Environmentalists criticized the proposals for allowing too many greenhouse gas (GHG) emissions especially from oil and gas projects, such as oilsands operations in Alberta and proposed mining projects in Ontario’s north. Fourteen environmental groups including Ecojustice, West Coast Environmental Law and MiningWatch Canada wrote a letter to the federal cabinet this month.

“Some projects’ climate effects are not otherwise regulated, such as projects in the Ring of Fire area that could disturb peatlands that store more carbon than all of Canada’s forests, releasing dangerous amounts of methane and carbon dioxide,” the groups said in the letter. “Federal oversight of the significant GHG emissions of major projects is critical.”

Altered definitions

The amendments would replace the existing definition of “effects within federal jurisdiction” by adding the word adverse to it. The new definition would apply to “non-negligible adverse” effects or changes, rather than positive or negative changes or impacts regardless of materiality, the law firm said. The language in the proposals is ambiguous enough to create uncertainty when a project would trigger a federal assessment or what factors would influence decisions, the firm said.

Companies with a project may be able to avoid a federal impact assessment if they mitigate potential adverse effects that are under federal jurisdiction, Osler said. For example, altering a project so it doesn’t harm a fish habitat might prevent the Impact Assessment Agency from ordering an assessment, it said.
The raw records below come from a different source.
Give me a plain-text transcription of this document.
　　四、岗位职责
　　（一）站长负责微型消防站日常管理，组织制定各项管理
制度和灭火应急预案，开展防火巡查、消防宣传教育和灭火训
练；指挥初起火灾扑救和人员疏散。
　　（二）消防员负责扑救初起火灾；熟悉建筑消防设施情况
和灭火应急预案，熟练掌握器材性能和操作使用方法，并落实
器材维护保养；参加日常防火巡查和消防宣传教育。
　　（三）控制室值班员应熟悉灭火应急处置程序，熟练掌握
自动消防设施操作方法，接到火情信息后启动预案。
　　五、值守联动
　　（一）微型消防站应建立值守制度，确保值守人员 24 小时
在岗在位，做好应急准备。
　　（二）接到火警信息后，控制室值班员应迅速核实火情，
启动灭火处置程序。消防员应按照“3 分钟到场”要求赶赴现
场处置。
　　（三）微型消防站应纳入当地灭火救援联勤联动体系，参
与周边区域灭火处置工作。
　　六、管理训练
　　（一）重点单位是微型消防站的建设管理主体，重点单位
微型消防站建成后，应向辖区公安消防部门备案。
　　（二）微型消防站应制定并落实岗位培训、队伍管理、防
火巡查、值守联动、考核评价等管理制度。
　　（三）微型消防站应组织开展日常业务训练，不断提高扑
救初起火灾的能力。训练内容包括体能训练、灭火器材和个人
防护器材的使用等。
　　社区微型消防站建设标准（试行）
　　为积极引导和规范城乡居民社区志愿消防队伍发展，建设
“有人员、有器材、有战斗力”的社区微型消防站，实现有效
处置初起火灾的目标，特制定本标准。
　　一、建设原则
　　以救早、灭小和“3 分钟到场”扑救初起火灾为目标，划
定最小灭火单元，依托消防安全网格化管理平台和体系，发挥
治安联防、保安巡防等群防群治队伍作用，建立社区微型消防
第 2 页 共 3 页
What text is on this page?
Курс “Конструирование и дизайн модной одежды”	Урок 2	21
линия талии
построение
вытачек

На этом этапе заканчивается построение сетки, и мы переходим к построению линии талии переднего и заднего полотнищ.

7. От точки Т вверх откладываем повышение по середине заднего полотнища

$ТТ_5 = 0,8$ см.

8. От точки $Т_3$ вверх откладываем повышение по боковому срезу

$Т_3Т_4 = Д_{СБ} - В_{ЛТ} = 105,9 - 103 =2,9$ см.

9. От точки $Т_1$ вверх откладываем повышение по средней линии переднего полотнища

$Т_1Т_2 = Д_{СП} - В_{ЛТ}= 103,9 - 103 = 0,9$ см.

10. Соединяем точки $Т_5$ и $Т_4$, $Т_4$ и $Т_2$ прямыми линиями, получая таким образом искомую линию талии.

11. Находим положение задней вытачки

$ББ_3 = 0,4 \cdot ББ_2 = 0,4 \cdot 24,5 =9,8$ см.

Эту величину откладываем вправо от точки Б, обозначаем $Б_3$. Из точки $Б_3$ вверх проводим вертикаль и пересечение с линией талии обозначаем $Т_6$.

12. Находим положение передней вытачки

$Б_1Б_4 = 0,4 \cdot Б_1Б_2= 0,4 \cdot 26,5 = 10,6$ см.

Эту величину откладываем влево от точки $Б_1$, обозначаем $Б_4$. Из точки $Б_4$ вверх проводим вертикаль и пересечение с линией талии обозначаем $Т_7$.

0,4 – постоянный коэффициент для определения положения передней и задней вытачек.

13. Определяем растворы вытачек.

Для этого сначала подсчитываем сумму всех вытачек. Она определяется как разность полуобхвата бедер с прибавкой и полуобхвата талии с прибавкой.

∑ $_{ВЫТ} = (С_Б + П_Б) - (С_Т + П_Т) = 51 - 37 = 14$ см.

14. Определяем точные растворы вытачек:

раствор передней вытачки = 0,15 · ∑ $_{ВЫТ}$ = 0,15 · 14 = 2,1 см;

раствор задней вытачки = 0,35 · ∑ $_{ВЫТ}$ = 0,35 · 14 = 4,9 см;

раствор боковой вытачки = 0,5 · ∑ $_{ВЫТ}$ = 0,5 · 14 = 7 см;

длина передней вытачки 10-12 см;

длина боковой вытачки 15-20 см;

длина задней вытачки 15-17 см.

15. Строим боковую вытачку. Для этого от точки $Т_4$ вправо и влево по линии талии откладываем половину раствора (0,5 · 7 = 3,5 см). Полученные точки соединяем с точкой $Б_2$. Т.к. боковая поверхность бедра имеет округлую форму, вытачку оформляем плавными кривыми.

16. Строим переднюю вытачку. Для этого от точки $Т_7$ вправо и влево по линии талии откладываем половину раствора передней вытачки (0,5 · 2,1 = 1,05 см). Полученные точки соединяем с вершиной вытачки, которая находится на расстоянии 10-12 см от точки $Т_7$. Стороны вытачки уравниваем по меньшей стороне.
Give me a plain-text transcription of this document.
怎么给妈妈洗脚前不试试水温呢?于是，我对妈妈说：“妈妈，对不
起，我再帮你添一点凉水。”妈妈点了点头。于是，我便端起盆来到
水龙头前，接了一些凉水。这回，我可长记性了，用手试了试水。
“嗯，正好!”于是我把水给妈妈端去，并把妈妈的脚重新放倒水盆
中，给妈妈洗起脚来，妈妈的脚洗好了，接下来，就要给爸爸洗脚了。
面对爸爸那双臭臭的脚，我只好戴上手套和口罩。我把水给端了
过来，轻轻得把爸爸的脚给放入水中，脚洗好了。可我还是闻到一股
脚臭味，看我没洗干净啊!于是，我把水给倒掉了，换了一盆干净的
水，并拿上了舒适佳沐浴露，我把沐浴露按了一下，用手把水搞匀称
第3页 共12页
The proposals also get rid of a requirement for a proponent to show detailed project descriptions following the planning stage, unless the agency says it’s needed for review. It streamlines the process but also adds uncertainty, Osler said.

Assessment alternatives

The agency would consider if another means could serve instead of an assessment to address potential adverse effects in federal jurisdiction, according to the suggested amendments. The other means could be run by separate federal authorities and agencies as well as Indigenous and provincial governments. But the decision to forego an assessment would depend on how the act was implemented, the lawyers said.

The proposals would change a final decision on a project to a two-stage process. The Minister of the Environment (or a political appointee called the Governor in Council if it’s a panel doing the review or a referral from the minister) must first decide how significant any adverse impacts within federal jurisdiction are likely to be.

Then the minister or their surrogate must rule if the adverse impacts are justified in the public interest. The language would be changed to focus on the effects of a project rather than assessment of the project itself, Osler said.

“It remains debatable whether these revisions differ meaningfully in their practical and legal effect from the single, highly politicized public interest determination under the current legislation,” the law firm said. “We expect the federal government will continue to engage in consultation on the proposed amendments.”